Currency Exchange Price To Earning vs. Cash And Equivalents Fundamental Analysis

Comparative valuation techniques use various fundamental indicators to help in determining Currency Exchange's current stock value. Our valuation model uses many indicators to compare Currency Exchange value to that of its competitors to determine the firm's financial worth.
Currency Exchange International is number one stock in cash and equivalents category among its peers. It also is number one stock in price to earning category among its peers . The ratio of Cash And Equivalents to Price To Earning for Currency Exchange International is about  1,751,303 . Comparative valuation analysis is a catch-all model that can be used if you cannot value Currency Exchange by discounting back its dividends or cash flows. This model doesn't attempt to find an intrinsic value for Currency Exchange's Stock. Still, instead, it compares the stock's price multiples to a benchmark or nearest competition to determine if the stock is relatively undervalued or overvalued.

Currency Price To Earning vs. Cash And Equivalents

Cash or Cash Equivalents are the most liquid of all assets found on the company's balance sheet.
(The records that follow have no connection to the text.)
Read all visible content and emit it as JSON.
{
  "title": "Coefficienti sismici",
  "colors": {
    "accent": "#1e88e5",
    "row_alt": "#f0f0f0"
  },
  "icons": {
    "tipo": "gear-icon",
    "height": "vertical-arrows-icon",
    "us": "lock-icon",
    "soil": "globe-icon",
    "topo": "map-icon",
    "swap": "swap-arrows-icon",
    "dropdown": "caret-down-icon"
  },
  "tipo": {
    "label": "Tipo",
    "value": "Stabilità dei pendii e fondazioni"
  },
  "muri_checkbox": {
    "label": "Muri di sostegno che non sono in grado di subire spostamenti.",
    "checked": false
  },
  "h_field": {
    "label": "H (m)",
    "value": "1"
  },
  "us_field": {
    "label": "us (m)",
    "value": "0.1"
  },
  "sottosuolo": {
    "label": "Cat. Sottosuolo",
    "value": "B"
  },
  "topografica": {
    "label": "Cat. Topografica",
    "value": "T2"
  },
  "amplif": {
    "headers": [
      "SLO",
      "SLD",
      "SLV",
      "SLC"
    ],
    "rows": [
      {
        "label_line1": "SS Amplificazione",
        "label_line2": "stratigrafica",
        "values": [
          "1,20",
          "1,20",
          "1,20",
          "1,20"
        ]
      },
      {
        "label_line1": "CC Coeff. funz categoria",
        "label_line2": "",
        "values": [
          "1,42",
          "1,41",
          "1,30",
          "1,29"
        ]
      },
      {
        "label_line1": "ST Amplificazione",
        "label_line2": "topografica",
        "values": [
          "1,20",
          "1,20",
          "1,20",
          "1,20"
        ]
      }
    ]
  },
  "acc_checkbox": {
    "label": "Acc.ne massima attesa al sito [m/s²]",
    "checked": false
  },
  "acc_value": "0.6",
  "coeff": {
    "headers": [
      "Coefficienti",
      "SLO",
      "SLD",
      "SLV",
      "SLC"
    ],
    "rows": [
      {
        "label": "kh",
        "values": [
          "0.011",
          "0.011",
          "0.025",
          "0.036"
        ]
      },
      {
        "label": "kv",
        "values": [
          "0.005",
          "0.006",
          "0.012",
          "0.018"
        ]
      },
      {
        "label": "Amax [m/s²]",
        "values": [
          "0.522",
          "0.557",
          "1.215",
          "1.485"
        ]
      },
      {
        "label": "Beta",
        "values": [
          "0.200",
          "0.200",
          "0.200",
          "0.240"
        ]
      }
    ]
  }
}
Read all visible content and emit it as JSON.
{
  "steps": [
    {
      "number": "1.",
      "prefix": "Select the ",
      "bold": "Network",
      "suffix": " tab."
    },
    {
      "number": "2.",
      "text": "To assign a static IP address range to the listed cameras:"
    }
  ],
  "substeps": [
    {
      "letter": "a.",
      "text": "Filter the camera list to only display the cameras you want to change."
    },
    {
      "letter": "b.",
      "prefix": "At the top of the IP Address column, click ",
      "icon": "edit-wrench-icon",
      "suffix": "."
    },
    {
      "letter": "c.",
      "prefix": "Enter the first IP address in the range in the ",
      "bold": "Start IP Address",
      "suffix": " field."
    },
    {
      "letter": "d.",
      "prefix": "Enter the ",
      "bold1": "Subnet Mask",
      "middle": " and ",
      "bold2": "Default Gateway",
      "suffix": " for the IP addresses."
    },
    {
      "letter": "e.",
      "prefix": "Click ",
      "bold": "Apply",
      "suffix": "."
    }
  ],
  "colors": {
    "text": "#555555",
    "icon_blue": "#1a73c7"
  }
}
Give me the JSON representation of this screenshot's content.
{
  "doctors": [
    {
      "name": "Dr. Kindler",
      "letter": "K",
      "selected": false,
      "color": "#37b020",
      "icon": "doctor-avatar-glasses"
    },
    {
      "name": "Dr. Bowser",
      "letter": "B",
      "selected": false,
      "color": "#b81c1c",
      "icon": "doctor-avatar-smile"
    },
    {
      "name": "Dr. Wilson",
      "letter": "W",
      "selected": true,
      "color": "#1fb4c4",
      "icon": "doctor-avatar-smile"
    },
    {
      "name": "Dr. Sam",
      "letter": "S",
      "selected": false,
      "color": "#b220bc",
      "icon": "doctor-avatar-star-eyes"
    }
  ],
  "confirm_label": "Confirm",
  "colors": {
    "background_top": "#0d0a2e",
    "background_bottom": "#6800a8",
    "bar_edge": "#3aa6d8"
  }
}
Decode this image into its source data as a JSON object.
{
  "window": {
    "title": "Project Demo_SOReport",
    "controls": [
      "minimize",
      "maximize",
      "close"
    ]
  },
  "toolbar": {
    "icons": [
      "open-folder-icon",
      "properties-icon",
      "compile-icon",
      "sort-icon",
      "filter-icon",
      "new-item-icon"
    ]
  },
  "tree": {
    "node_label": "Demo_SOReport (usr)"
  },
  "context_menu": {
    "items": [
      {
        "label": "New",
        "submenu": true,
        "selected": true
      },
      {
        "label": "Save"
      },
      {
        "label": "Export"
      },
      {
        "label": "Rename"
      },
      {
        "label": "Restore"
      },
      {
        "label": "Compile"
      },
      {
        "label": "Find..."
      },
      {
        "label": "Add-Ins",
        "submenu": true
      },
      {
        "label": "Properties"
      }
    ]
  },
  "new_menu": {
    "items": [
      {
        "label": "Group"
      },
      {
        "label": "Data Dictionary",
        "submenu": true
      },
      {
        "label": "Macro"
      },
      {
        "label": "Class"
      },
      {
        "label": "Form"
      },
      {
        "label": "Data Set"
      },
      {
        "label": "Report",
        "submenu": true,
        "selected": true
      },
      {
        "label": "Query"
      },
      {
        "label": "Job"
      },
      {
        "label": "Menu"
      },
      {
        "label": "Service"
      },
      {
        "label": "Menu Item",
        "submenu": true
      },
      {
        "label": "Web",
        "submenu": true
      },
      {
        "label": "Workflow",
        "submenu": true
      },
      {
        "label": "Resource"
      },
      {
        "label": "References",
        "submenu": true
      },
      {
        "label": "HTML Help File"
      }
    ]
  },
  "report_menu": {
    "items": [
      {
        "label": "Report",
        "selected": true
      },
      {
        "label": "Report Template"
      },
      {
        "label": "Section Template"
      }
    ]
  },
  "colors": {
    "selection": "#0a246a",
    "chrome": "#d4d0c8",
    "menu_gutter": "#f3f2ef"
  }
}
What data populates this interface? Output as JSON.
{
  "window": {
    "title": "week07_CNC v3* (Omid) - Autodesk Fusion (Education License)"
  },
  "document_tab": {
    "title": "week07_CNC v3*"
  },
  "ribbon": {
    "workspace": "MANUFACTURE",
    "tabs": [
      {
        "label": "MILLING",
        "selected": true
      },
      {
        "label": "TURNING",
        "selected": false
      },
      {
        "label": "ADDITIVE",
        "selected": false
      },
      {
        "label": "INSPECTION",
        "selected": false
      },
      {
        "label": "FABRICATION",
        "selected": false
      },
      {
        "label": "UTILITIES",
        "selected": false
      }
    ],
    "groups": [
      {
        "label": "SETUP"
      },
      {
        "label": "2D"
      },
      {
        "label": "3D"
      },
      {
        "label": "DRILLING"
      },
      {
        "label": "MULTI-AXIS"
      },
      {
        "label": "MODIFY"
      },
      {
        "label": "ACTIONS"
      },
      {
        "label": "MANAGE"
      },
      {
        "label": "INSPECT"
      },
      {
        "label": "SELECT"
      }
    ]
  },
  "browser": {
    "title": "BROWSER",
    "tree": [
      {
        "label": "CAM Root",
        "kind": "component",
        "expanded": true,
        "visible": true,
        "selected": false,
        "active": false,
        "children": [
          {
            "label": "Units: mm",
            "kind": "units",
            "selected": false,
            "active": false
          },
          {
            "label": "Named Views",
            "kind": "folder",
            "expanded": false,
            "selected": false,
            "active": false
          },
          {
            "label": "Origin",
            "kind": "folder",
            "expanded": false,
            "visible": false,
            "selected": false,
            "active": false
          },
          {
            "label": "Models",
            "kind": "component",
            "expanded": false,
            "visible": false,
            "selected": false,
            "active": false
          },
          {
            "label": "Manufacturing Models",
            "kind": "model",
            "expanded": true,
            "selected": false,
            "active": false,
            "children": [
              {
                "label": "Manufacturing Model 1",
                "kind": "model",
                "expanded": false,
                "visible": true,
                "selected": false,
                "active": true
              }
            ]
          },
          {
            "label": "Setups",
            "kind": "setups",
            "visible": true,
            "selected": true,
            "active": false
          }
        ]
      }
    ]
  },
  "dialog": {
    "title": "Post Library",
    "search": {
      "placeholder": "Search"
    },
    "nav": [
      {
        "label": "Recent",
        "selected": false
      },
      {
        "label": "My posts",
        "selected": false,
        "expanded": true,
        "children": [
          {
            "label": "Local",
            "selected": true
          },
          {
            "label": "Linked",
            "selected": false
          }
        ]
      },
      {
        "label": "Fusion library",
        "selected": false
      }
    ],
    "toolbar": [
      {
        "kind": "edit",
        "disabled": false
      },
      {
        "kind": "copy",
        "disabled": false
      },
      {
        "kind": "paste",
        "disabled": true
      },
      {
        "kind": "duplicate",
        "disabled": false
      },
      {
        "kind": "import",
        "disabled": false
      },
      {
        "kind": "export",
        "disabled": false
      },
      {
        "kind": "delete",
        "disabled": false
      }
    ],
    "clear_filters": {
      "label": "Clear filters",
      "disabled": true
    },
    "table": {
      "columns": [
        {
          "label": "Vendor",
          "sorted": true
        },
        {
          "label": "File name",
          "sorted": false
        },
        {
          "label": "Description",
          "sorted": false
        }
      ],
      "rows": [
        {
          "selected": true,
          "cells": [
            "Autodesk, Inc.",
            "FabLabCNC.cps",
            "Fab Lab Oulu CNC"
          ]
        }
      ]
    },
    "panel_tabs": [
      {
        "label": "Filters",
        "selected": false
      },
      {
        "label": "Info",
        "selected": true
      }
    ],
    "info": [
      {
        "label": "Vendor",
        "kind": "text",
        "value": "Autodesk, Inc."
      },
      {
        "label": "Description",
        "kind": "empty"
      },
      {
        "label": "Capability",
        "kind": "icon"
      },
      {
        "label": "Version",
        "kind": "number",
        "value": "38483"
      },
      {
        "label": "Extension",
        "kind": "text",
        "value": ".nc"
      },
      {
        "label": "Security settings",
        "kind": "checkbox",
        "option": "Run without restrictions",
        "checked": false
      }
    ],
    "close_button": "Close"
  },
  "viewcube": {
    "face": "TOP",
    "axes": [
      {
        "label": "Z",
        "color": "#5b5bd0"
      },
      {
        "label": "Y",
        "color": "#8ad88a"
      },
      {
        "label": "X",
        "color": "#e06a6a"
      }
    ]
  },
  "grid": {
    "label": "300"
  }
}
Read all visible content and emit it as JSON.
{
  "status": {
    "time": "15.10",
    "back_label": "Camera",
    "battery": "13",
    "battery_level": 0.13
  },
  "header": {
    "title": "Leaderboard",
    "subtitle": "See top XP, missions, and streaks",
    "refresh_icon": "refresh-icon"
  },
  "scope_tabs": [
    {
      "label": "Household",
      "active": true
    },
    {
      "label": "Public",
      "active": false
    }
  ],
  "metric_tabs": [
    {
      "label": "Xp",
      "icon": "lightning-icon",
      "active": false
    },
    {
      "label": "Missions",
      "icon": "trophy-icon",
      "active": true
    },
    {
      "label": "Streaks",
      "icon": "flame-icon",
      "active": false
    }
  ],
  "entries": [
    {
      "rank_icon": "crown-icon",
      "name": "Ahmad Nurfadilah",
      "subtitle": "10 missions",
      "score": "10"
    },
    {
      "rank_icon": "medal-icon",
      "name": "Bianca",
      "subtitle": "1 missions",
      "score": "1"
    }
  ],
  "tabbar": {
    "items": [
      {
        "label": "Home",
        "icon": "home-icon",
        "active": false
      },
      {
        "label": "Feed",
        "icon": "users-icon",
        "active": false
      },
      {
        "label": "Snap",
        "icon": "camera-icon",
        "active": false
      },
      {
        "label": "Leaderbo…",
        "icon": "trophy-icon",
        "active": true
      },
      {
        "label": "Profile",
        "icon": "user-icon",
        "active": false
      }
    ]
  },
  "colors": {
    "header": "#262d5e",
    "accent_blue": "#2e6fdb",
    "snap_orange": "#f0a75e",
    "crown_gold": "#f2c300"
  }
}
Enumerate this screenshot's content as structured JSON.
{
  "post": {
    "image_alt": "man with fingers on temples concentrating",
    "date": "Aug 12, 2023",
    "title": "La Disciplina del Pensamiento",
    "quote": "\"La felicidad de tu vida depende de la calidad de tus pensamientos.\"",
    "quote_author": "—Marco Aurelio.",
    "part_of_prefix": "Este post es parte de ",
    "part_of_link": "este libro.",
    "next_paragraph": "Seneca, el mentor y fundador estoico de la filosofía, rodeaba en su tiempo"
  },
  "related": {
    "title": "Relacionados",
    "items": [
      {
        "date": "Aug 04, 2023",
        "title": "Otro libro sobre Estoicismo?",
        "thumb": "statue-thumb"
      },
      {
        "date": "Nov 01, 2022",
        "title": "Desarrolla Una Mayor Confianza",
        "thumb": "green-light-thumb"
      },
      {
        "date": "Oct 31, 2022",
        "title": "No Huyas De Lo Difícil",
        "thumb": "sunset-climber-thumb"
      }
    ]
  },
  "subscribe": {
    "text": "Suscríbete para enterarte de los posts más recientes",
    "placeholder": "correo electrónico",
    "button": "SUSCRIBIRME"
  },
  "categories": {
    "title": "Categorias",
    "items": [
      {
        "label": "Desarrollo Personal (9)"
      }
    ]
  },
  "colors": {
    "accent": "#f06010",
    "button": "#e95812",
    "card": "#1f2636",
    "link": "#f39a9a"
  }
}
It is used in calculating many of the firm's liquidity ratios and is a good indicator of the overall financial health of a company. Companies with a lot of cash are usually attractive takeover targets. Cash Equivalents are balance sheet items that are typically reported using currency printed on notes.

Currency Exchange

Cash

 = 

Bank Deposits

+

Liquidities

 = 
60.49 M
Cash equivalents represent current assets that are easily convertible to cash such as short term bonds, savings account, money market funds, or certificate of deposits (CDs). One of the important consideration companies make when classifying assets as cash equivalent is that investments they report on their balance sheets under current assets should have almost no risk of change in value over the next few months (usually three months).
Price to Earnings ratio is typically used for current valuation of a company and is one of the most popular ratios that investors monitor daily. Holding a low PE stock is less risky because when a company's profitability falls, it is likely that earnings will also go down as well. In other words, if you start from a lower position, your downside risk is limited. There are also some investors who believe that low Price to Earnings ratio reflects the low pricing because a given company is in trouble. On the other hand, a higher PE ratio means that investors are paying more for each unit of profit.

Currency Exchange

P/E

 = 

Market Value Per Share

Earnings Per Share

 = 
34.54 X
Generally speaking, the Price to Earnings ratio gives investors an idea of what the market is willing to pay for the company's current earnings.

Currency Price To Earning Comparison

Currency Exchange is currently under evaluation in price to earning category among its peers.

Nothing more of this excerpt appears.